Most forms of racing are dirty and want to stay that way. Racers protest against President Biden’s moves by the EPA to enforce law against auto parts manufacturers who disable exhaust systems. Kory Willis, who runs the PPEI Custom Tuning racing shop, says: “This will eliminate racing 100 percent within 10 years. Every drag strip across the country is being wiped out. No circles, no sprint cars – everything ends. ”

Now even automakers like McLaren are relying on electric racing. McLaren may be the only supercar maker not showing an electric vehicle, but it plans to run on batteries. In June, McLaren said it would get into Extreme E in 2022. This is an off-road electric series, also run by Agag, that promotes sustainability in sport, with competition in some pretty grueling environments (Greenland, Saudi Arabia, Senegal). The teams are male / female, with Molly Taylor (Australia) and Johan Kristofferson (Sweden) at the top with 71 points.

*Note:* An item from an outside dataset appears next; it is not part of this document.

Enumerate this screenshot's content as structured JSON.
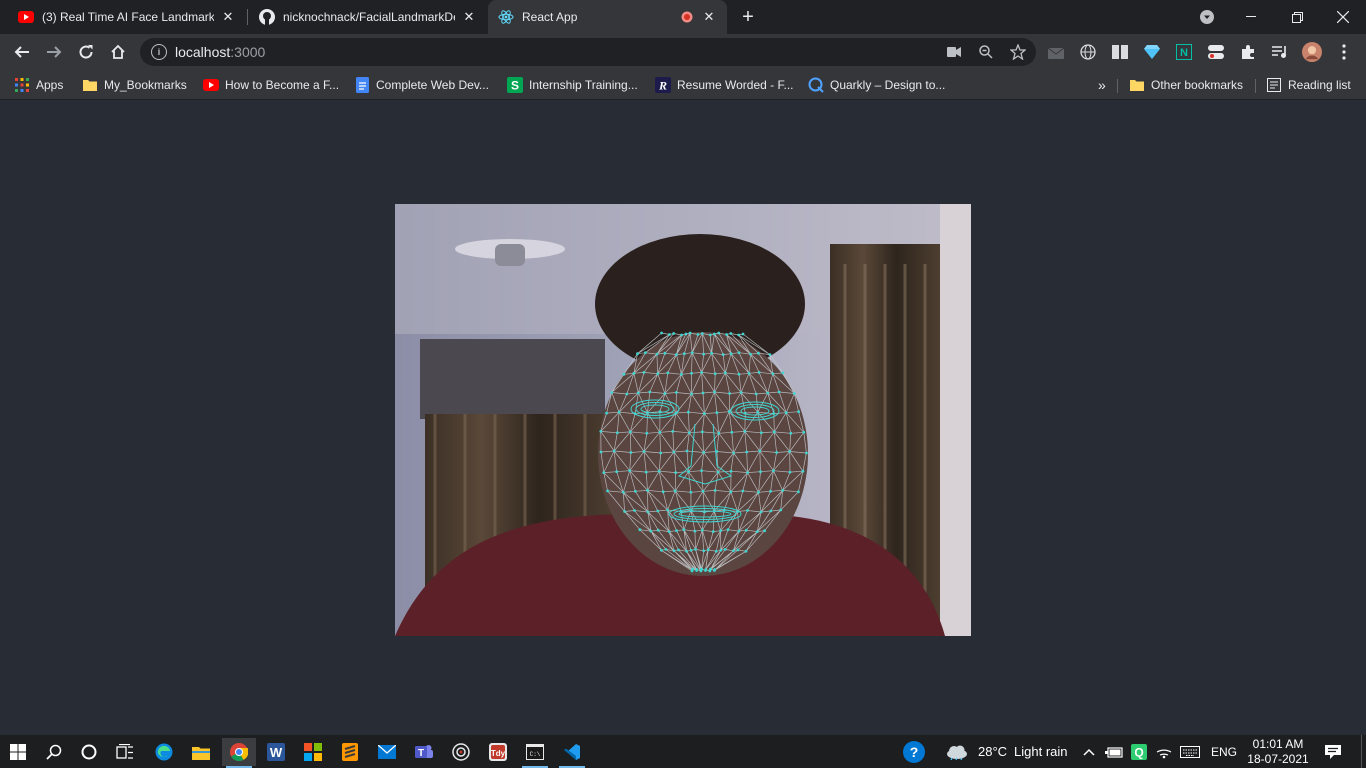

The Extreme E-Renner are electric dune buggy creations with all-wheel drive and no exhaust emissions. This is not the usual McLaren fare, but Racing CEO Zak Brown says, “This new company fits in with our roots of competing in a wide variety of categories, innovation and valor. Extreme E paves new paths in motorsport as a force for good to face some of the greatest challenges of our world today and in the future. ”

The Baja 1000 off-road race in Mexico has been a bit extreme so far for electric vehicles, although companies like Lordstown Motors have participated (but dropped out) in shorter events. A competitor, the New York Scuderia Cameron Glickenhaus, wants to tackle the Baja with an emission-free hydrogen vehicle next year.

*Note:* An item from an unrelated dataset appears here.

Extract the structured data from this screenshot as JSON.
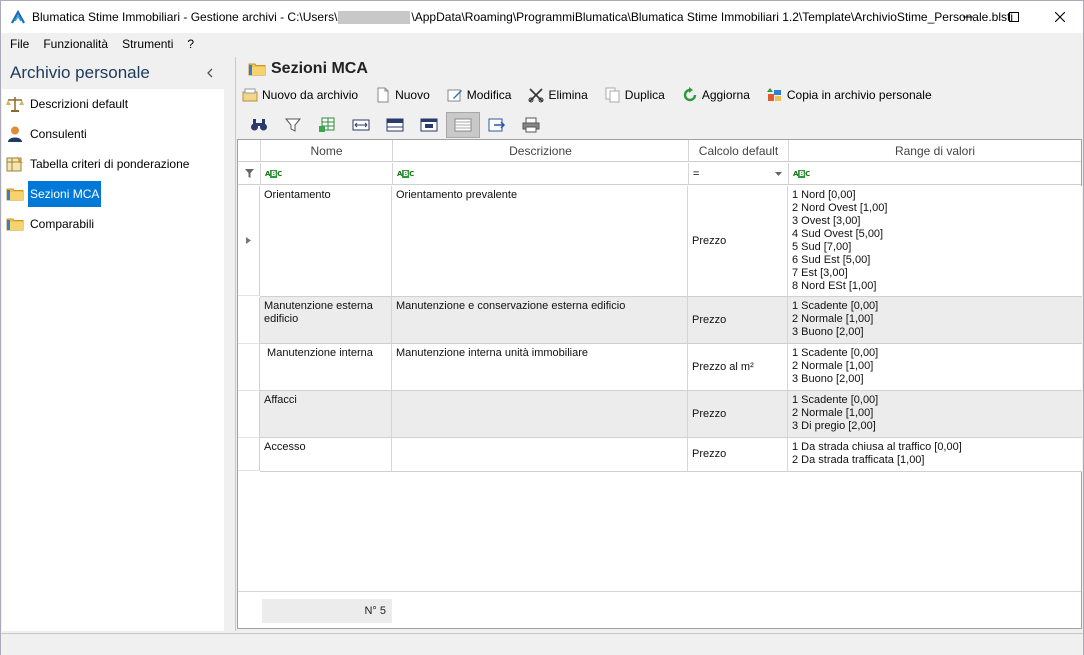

The race is traditionally about winning. It still is, but a new element has been added – sustainability. From the 2020/21 season, Formula E will be an official FIA World Championship and no longer a novelty. New York is followed by London (July 24-25) and Berlin (August 14 and 15). The Brooklyn event will be held on the streets of Red Hook, London at ExCeL and Berlin at Tempelhof Airport.